By on January 6, 2017 in ArticlesBillionaire News

Donald Trump is already infamous for (among other things) appointing the richest cabinet in American history, with more billionaires than a upstate New York masked sex party. And some of them are getting significantly richer thanks to their association with the incoming president, as Carl Icahn did after being named Trump's special advisor on financial regulatory reform.

After the news came through that Icahn would accept the job, Forbes reports that shares of Icahn Enterprises surged eight percent, bringing Icahn's own personal stake in his company from $6.8 billion to $7.3 billion. Nobody else made more on the stock market that day, perhaps due to the perception that Icahn will help Trump strip away financial regulations during his presidency.

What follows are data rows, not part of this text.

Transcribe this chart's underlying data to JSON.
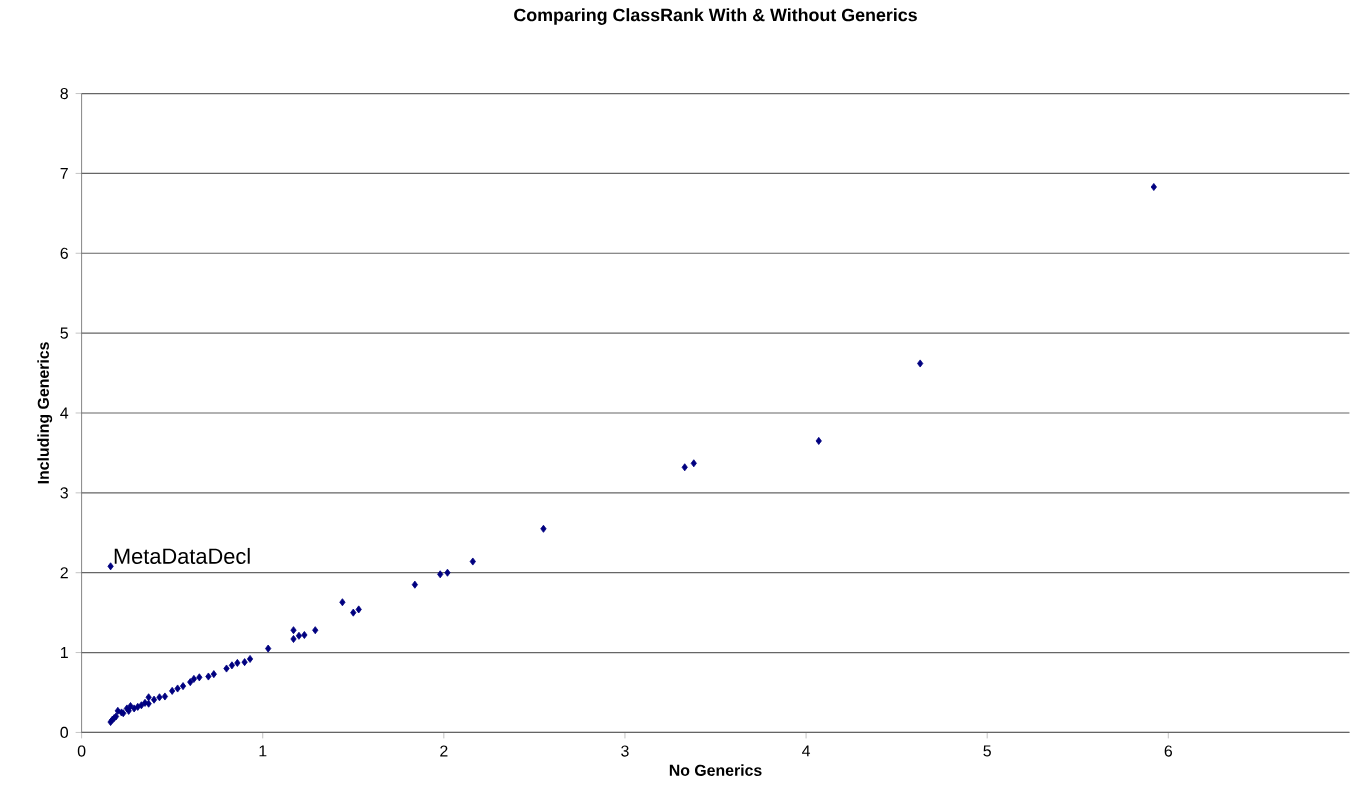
{
  "chart_data": {
    "type": "scatter",
    "title": "Comparing ClassRank With & Without Generics",
    "xlabel": "No Generics",
    "ylabel": "Including Generics",
    "xlim": [
      0,
      7
    ],
    "ylim": [
      0,
      8
    ],
    "xticks": [
      0,
      1,
      2,
      3,
      4,
      5,
      6
    ],
    "yticks": [
      0,
      1,
      2,
      3,
      4,
      5,
      6,
      7,
      8
    ],
    "grid": "y",
    "marker": "diamond",
    "annotations": [
      {
        "text": "MetaDataDecl",
        "x": 0.16,
        "y": 2.08
      }
    ],
    "series": [
      {
        "color": "#000080",
        "x": [
          0.16,
          0.17,
          0.18,
          0.19,
          0.2,
          0.22,
          0.23,
          0.25,
          0.26,
          0.27,
          0.29,
          0.31,
          0.33,
          0.35,
          0.37,
          0.37,
          0.4,
          0.43,
          0.46,
          0.5,
          0.53,
          0.56,
          0.6,
          0.62,
          0.65,
          0.7,
          0.73,
          0.8,
          0.83,
          0.86,
          0.9,
          0.93,
          1.03,
          1.17,
          1.17,
          1.2,
          1.23,
          1.29,
          1.44,
          1.5,
          1.53,
          1.84,
          1.98,
          2.02,
          2.16,
          2.55,
          3.33,
          3.38,
          4.07,
          4.63,
          5.92,
          0.16
        ],
        "values": [
          0.13,
          0.16,
          0.18,
          0.2,
          0.27,
          0.25,
          0.24,
          0.3,
          0.27,
          0.33,
          0.3,
          0.32,
          0.34,
          0.37,
          0.36,
          0.44,
          0.41,
          0.44,
          0.45,
          0.52,
          0.55,
          0.58,
          0.63,
          0.67,
          0.69,
          0.7,
          0.73,
          0.8,
          0.84,
          0.87,
          0.88,
          0.92,
          1.05,
          1.17,
          1.28,
          1.21,
          1.22,
          1.28,
          1.63,
          1.5,
          1.54,
          1.85,
          1.98,
          2.0,
          2.14,
          2.55,
          3.32,
          3.37,
          3.65,
          4.62,
          6.83,
          2.08
        ]
      }
    ]
  }
}
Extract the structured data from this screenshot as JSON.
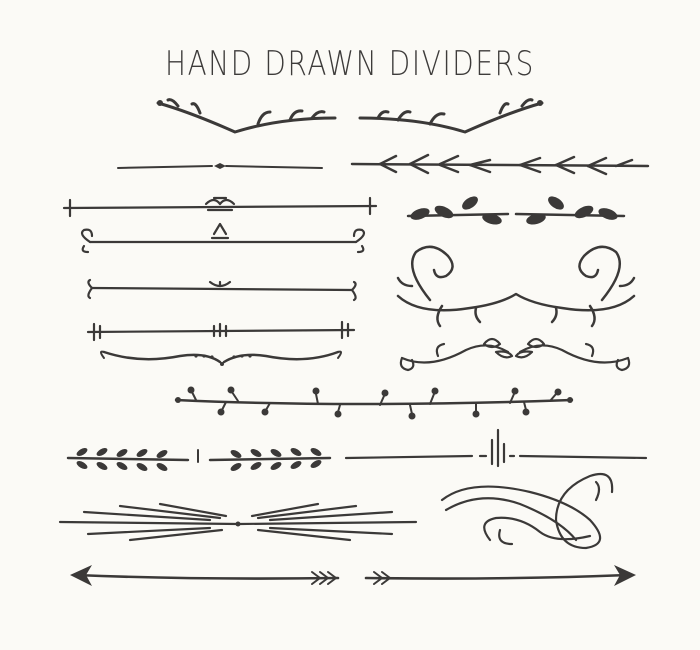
{
  "title": "HAND DRAWN DIVIDERS",
  "colors": {
    "ink": "#3b3938",
    "background": "#fbfaf6"
  }
}
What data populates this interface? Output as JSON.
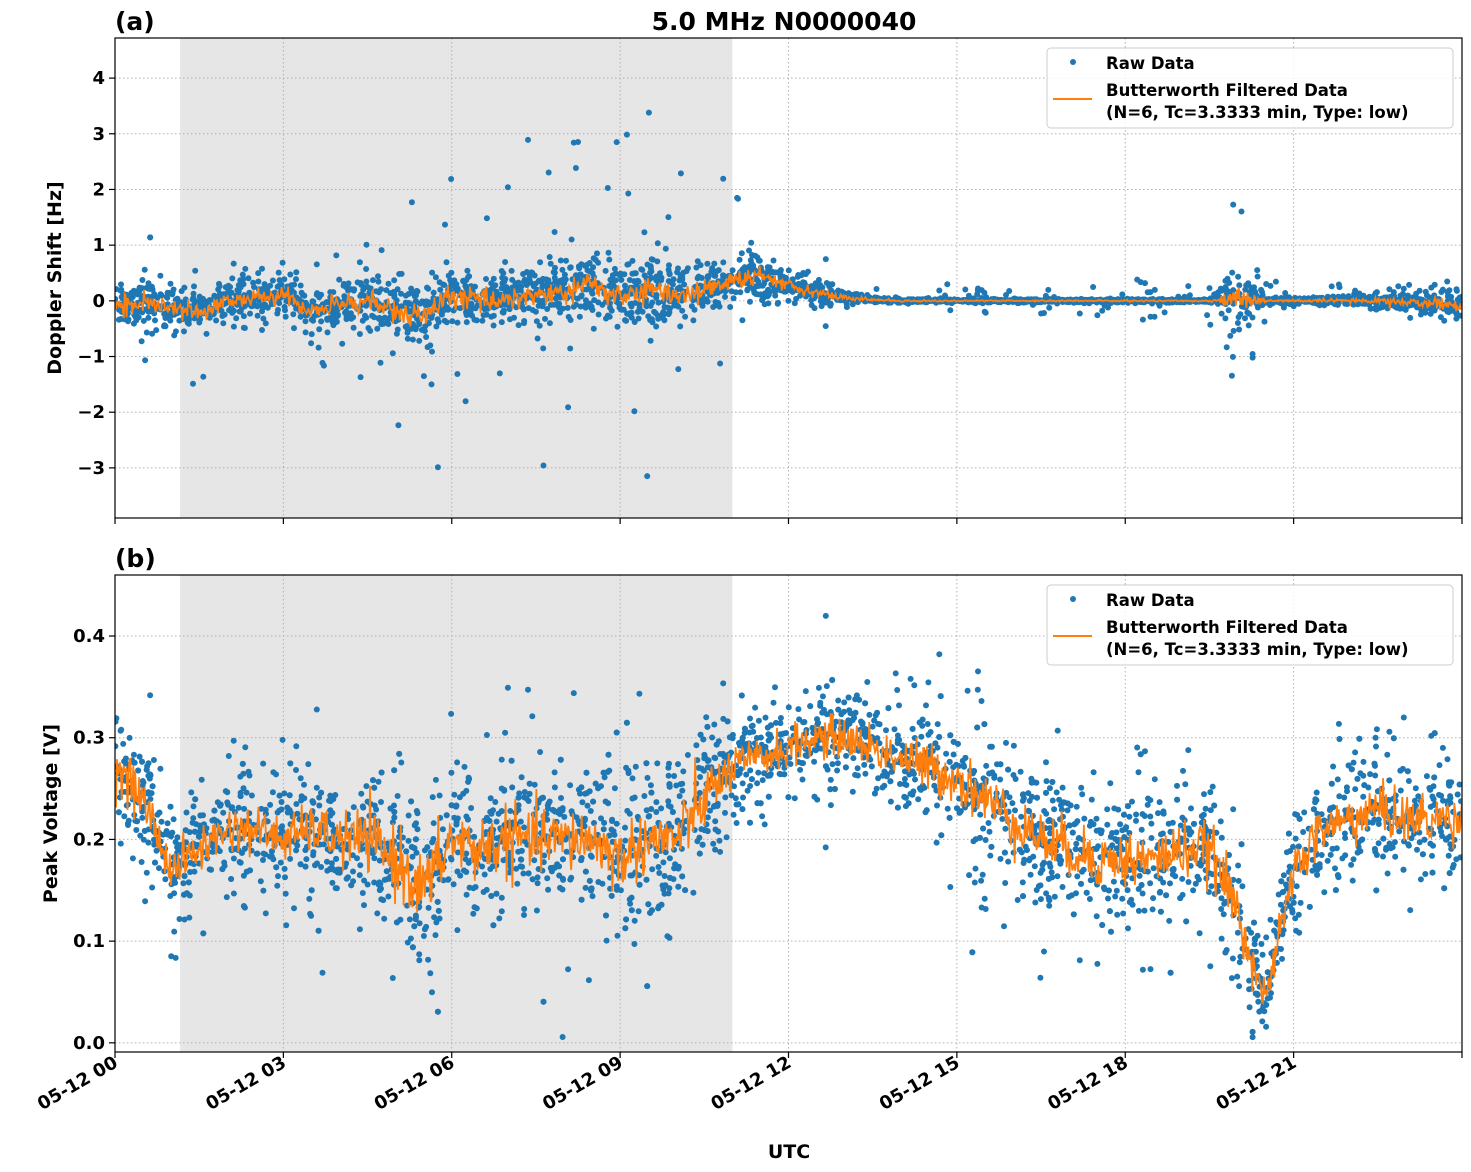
{
  "title": "5.0 MHz N0000040",
  "xlabel": "UTC",
  "x_tick_labels": [
    "05-12 00",
    "05-12 03",
    "05-12 06",
    "05-12 09",
    "05-12 12",
    "05-12 15",
    "05-12 18",
    "05-12 21"
  ],
  "colors": {
    "raw": "#1f77b4",
    "filtered": "#ff7f0e",
    "shade": "#e6e6e6",
    "grid": "#b0b0b0"
  },
  "chart_data": [
    {
      "type": "scatter+line",
      "panel_label": "(a)",
      "ylabel": "Doppler Shift [Hz]",
      "xlim_hours": [
        0,
        24
      ],
      "ylim": [
        -3.9,
        4.72
      ],
      "yticks": [
        -3,
        -2,
        -1,
        0,
        1,
        2,
        3,
        4
      ],
      "ytick_labels": [
        "−3",
        "−2",
        "−1",
        "0",
        "1",
        "2",
        "3",
        "4"
      ],
      "grid": true,
      "shaded_interval_hours": [
        1.16,
        11.0
      ],
      "legend": {
        "placement": "top-right",
        "entries": [
          "Raw Data",
          "Butterworth Filtered Data",
          "(N=6, Tc=3.3333 min, Type: low)"
        ]
      },
      "t_hours": [
        0,
        0.5,
        1,
        1.5,
        2,
        2.5,
        3,
        3.5,
        4,
        4.5,
        5,
        5.5,
        6,
        6.5,
        7,
        7.5,
        8,
        8.5,
        9,
        9.5,
        10,
        10.5,
        11,
        11.5,
        12,
        12.5,
        13,
        13.5,
        14,
        14.5,
        15,
        15.5,
        16,
        16.5,
        17,
        17.5,
        18,
        18.5,
        19,
        19.5,
        20,
        20.5,
        21,
        21.5,
        22,
        22.5,
        23,
        23.5,
        24
      ],
      "filtered": [
        -0.1,
        -0.05,
        -0.15,
        -0.2,
        0.0,
        0.05,
        0.1,
        -0.2,
        -0.05,
        0.0,
        -0.2,
        -0.3,
        0.1,
        0.0,
        0.05,
        0.1,
        0.15,
        0.3,
        0.05,
        0.2,
        0.1,
        0.2,
        0.35,
        0.45,
        0.3,
        0.15,
        0.05,
        0.02,
        0.0,
        0.0,
        0.0,
        0.0,
        0.0,
        0.0,
        0.0,
        0.0,
        0.0,
        0.0,
        0.0,
        0.0,
        0.05,
        0.0,
        0.0,
        0.0,
        0.0,
        0.0,
        -0.02,
        -0.05,
        -0.08
      ],
      "raw_spread": [
        0.3,
        0.4,
        0.3,
        0.3,
        0.3,
        0.3,
        0.3,
        0.3,
        0.35,
        0.4,
        0.45,
        0.45,
        0.4,
        0.4,
        0.4,
        0.4,
        0.45,
        0.5,
        0.45,
        0.45,
        0.4,
        0.4,
        0.3,
        0.3,
        0.25,
        0.2,
        0.1,
        0.05,
        0.03,
        0.03,
        0.03,
        0.03,
        0.03,
        0.03,
        0.03,
        0.03,
        0.03,
        0.03,
        0.03,
        0.03,
        0.5,
        0.04,
        0.05,
        0.06,
        0.08,
        0.1,
        0.12,
        0.18,
        0.2
      ],
      "raw_outlier": [
        0.8,
        1.6,
        0.8,
        1.5,
        0.8,
        0.6,
        0.6,
        0.8,
        1.5,
        1.8,
        2.2,
        3.5,
        2.5,
        2.0,
        2.0,
        3.2,
        3.0,
        4.0,
        3.3,
        3.5,
        2.7,
        2.5,
        2.0,
        1.1,
        1.0,
        0.8,
        0.4,
        0.2,
        0.2,
        0.3,
        0.3,
        0.3,
        0.2,
        0.3,
        0.3,
        0.3,
        0.5,
        0.3,
        0.3,
        0.4,
        2.2,
        0.4,
        0.3,
        0.3,
        0.3,
        0.3,
        0.3,
        0.4,
        0.5
      ]
    },
    {
      "type": "scatter+line",
      "panel_label": "(b)",
      "ylabel": "Peak Voltage [V]",
      "xlim_hours": [
        0,
        24
      ],
      "ylim": [
        -0.009,
        0.46
      ],
      "yticks": [
        0.0,
        0.1,
        0.2,
        0.3,
        0.4
      ],
      "ytick_labels": [
        "0.0",
        "0.1",
        "0.2",
        "0.3",
        "0.4"
      ],
      "grid": true,
      "shaded_interval_hours": [
        1.16,
        11.0
      ],
      "legend": {
        "placement": "top-right",
        "entries": [
          "Raw Data",
          "Butterworth Filtered Data",
          "(N=6, Tc=3.3333 min, Type: low)"
        ]
      },
      "t_hours": [
        0,
        0.5,
        1,
        1.5,
        2,
        2.5,
        3,
        3.5,
        4,
        4.5,
        5,
        5.5,
        6,
        6.5,
        7,
        7.5,
        8,
        8.5,
        9,
        9.5,
        10,
        10.5,
        11,
        11.5,
        12,
        12.5,
        13,
        13.5,
        14,
        14.5,
        15,
        15.5,
        16,
        16.5,
        17,
        17.5,
        18,
        18.5,
        19,
        19.5,
        20,
        20.5,
        21,
        21.5,
        22,
        22.5,
        23,
        23.5,
        24
      ],
      "filtered": [
        0.27,
        0.24,
        0.17,
        0.19,
        0.21,
        0.21,
        0.2,
        0.21,
        0.2,
        0.2,
        0.18,
        0.15,
        0.2,
        0.19,
        0.2,
        0.2,
        0.2,
        0.2,
        0.18,
        0.2,
        0.2,
        0.24,
        0.27,
        0.28,
        0.29,
        0.3,
        0.3,
        0.29,
        0.28,
        0.27,
        0.26,
        0.24,
        0.22,
        0.2,
        0.19,
        0.18,
        0.18,
        0.18,
        0.19,
        0.19,
        0.13,
        0.04,
        0.17,
        0.21,
        0.22,
        0.23,
        0.22,
        0.22,
        0.22
      ],
      "raw_spread": [
        0.05,
        0.05,
        0.04,
        0.045,
        0.045,
        0.045,
        0.045,
        0.045,
        0.055,
        0.06,
        0.07,
        0.07,
        0.065,
        0.065,
        0.065,
        0.06,
        0.06,
        0.06,
        0.065,
        0.06,
        0.06,
        0.06,
        0.045,
        0.04,
        0.04,
        0.04,
        0.04,
        0.045,
        0.045,
        0.05,
        0.05,
        0.055,
        0.055,
        0.055,
        0.055,
        0.055,
        0.055,
        0.055,
        0.055,
        0.055,
        0.06,
        0.03,
        0.05,
        0.05,
        0.05,
        0.05,
        0.05,
        0.05,
        0.05
      ],
      "raw_outlier": [
        0.1,
        0.15,
        0.1,
        0.1,
        0.1,
        0.1,
        0.1,
        0.12,
        0.2,
        0.15,
        0.15,
        0.15,
        0.15,
        0.15,
        0.15,
        0.15,
        0.2,
        0.15,
        0.15,
        0.15,
        0.15,
        0.12,
        0.1,
        0.1,
        0.1,
        0.12,
        0.14,
        0.2,
        0.15,
        0.18,
        0.2,
        0.15,
        0.15,
        0.15,
        0.15,
        0.12,
        0.12,
        0.12,
        0.12,
        0.12,
        0.1,
        0.08,
        0.1,
        0.1,
        0.1,
        0.12,
        0.1,
        0.1,
        0.1
      ]
    }
  ]
}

Michael Nagle/Getty Images

Michael Nagle/Getty Images

Icahn and Trump share a long history together, though, and it hasn't all been smooth and easy. Back in the early 90s, Icahn was the biggest bondholder in Trump's Taj Mahal casino, in the midst of one of the businessman's signature bankruptcies. Some of the other investors on the board wanted to force Trump into an involuntary bankruptcy, but Icahn was able to work out a better bankruptcy deal for the tycoon, with a 50 percent decrease in his share but retaining his involvement in the company. Then much later, the two faced each other as antagonists in the business world, with Icahn trying to take over Trump Entertainment Resorts, again facing bankruptcy, but Trump eked out a better deal for himself against Icahn's wishes. Ultimately, though, Icahn ended up owning Trump Entertainment Resorts in 2016 after the company went through yet another bankruptcy and was finally shuttered by Icahn in October. Whew! In a 2011 interview with The New York Times, Trump expressed his displeasure with Icahn's business practices in the way he knows best – talking trash in the press:

"Carl is someone that, unfortunately, will always put the deal ahead of the relationships. I am a loyalist, so I don't see friends fighting friends. But with Carl, the friendship stops where the deal begins."

It would appear that Trump and Icahn are friends again once more, and that Icahn at least has already profited handily in the bargain. Hopefully, history will not repeat itself, and the next four years will not involve Icahn dissolving the bankrupt United States of America.